To resolve resource issues, you may need to scale worker nodes or modify OpenSearch pod resource allocations in the cluster YAML.
Final Thoughts
The OpenSearch Operator brings a whole new level of automation and efficiency to managing OpenSearch in Kubernetes environments. Running a small cluster or scaling up to handle massive amounts of data? Getting the right configurations, tuning strategies, and best practices in place will make all the difference for a smooth operation.
FAQs
1. How do I migrate an existing OpenSearch cluster to Kubernetes with OpenSearch Operator?
You can use OpenSearch snapshots to migrate an existing cluster. Create a snapshot on your current cluster and restore it in the Kubernetes-deployed OpenSearch cluster.
2. Does OpenSearch Operator support multi-cluster setups?
Yes, but you need to configure cross-cluster search (CCS) and snapshot-based data replication between clusters.
3. How do I ensure zero downtime when upgrading OpenSearch?

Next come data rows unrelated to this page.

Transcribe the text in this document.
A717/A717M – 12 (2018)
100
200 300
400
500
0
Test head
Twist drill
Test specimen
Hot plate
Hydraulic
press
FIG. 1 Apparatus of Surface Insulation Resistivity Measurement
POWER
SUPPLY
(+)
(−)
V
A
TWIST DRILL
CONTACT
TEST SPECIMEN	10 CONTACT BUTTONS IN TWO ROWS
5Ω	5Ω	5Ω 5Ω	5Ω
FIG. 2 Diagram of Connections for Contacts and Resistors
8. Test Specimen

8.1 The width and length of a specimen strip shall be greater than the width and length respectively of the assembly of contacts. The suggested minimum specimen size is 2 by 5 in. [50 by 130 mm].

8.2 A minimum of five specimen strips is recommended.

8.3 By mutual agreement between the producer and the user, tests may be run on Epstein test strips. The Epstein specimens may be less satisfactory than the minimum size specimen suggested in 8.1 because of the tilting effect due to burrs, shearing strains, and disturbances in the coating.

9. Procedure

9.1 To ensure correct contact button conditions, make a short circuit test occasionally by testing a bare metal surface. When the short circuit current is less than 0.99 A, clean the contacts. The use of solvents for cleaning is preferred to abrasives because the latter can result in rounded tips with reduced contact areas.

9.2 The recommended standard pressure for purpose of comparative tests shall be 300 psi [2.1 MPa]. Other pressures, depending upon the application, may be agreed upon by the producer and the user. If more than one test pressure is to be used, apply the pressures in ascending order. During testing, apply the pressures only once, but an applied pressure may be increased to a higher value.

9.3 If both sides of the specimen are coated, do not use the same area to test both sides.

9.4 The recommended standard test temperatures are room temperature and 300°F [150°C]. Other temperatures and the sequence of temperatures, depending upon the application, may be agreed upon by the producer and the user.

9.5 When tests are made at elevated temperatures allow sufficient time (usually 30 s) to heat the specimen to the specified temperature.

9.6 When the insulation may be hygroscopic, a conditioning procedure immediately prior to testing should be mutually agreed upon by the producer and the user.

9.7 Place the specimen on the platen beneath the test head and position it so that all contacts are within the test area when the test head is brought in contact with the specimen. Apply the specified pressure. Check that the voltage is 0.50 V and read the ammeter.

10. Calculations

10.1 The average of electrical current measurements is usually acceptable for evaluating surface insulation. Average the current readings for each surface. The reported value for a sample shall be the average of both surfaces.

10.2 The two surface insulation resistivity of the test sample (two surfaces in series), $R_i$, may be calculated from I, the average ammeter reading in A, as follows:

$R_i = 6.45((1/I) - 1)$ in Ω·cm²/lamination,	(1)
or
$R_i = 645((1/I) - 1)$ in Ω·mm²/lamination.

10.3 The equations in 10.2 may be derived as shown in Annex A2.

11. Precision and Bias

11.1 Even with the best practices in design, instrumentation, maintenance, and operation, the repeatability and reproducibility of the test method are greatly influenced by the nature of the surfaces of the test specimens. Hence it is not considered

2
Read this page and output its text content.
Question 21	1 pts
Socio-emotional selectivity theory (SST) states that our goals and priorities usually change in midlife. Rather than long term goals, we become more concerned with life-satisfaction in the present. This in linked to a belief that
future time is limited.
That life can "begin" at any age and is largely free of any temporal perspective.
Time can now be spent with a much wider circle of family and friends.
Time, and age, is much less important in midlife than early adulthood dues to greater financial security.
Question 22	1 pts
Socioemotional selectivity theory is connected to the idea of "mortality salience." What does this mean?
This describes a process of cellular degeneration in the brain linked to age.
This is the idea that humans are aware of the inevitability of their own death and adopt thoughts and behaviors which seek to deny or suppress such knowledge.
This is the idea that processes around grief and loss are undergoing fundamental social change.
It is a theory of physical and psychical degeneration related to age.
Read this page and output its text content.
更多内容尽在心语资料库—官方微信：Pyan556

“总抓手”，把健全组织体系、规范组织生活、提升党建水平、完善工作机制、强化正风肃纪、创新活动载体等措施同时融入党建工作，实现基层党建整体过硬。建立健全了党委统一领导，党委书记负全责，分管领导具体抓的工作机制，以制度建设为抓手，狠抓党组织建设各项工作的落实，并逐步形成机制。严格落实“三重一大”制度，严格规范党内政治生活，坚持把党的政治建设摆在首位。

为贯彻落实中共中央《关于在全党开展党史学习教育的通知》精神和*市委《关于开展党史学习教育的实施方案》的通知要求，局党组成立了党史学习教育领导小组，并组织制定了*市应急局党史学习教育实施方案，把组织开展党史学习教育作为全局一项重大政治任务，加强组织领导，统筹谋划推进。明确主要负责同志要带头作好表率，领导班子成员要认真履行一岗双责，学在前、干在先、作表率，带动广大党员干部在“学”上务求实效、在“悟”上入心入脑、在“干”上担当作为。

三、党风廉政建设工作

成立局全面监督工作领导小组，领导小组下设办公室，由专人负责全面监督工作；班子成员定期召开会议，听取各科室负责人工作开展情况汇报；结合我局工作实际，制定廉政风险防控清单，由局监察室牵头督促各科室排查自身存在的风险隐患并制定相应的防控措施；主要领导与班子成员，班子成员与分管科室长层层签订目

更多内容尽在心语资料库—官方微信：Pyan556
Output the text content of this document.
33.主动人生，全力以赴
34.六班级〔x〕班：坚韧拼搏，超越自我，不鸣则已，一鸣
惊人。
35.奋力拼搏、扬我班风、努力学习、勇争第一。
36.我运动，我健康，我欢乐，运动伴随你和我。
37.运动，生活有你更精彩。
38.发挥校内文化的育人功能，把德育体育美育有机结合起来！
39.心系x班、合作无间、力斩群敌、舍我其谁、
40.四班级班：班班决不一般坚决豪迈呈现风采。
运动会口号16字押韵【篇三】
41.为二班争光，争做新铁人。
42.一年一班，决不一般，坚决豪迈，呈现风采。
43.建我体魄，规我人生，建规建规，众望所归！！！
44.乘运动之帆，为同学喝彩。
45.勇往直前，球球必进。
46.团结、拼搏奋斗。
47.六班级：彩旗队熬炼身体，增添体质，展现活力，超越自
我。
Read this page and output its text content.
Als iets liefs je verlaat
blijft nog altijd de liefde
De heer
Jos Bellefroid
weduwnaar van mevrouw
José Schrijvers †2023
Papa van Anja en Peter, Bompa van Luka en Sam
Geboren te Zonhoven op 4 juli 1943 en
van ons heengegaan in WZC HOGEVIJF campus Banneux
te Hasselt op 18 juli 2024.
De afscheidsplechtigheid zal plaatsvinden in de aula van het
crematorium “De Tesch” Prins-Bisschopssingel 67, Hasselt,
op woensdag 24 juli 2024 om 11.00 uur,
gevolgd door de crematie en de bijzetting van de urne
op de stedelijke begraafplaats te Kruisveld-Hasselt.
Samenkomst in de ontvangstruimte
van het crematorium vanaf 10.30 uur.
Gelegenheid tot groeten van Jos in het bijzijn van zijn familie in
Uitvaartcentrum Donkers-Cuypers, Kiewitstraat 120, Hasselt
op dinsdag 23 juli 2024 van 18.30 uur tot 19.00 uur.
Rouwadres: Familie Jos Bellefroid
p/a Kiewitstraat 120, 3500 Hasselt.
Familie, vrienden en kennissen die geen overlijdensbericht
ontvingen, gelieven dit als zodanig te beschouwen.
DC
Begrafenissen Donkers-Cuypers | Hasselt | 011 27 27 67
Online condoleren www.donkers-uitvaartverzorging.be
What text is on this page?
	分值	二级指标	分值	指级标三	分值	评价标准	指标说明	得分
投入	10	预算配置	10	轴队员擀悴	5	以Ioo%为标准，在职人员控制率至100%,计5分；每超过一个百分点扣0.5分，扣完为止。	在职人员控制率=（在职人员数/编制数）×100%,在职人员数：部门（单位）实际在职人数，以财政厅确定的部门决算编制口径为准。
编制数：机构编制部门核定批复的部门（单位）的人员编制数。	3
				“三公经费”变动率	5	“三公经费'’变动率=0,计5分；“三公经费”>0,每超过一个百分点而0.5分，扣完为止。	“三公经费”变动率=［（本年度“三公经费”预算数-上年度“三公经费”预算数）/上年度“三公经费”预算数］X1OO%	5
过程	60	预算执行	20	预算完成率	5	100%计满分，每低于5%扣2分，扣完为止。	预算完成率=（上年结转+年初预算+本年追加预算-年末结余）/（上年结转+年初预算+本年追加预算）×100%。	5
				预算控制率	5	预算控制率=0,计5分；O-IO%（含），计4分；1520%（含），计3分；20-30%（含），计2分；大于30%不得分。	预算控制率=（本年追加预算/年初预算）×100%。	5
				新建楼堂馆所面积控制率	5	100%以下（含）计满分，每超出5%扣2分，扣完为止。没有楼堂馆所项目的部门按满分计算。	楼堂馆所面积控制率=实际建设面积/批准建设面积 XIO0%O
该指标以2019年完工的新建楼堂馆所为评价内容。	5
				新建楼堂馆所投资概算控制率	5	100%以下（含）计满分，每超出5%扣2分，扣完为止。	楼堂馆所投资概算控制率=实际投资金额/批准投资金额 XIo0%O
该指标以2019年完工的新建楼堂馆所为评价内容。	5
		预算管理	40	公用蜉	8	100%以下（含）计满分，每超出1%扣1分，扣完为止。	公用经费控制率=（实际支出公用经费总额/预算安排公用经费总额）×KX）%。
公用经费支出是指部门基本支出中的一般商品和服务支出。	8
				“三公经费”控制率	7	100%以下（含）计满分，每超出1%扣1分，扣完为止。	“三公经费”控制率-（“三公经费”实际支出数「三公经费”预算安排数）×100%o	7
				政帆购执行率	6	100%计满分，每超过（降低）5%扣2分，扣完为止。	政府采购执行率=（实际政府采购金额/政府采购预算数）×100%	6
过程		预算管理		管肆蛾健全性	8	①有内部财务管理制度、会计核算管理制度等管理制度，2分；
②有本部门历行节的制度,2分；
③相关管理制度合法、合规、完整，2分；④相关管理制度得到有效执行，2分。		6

Use the rolling upgrade strategy by updating the cluster version in your YAML file and applying the changes. OpenSearch Operator handles node restarts sequentially to maintain availability.
4. Can I use OpenSearch Operator with managed Kubernetes services like EKS, GKE, or AKS?
Absolutely. OpenSearch Operator works well with cloud-managed Kubernetes services. Just ensure your cloud storage and networking configurations are optimized for OpenSearch workloads.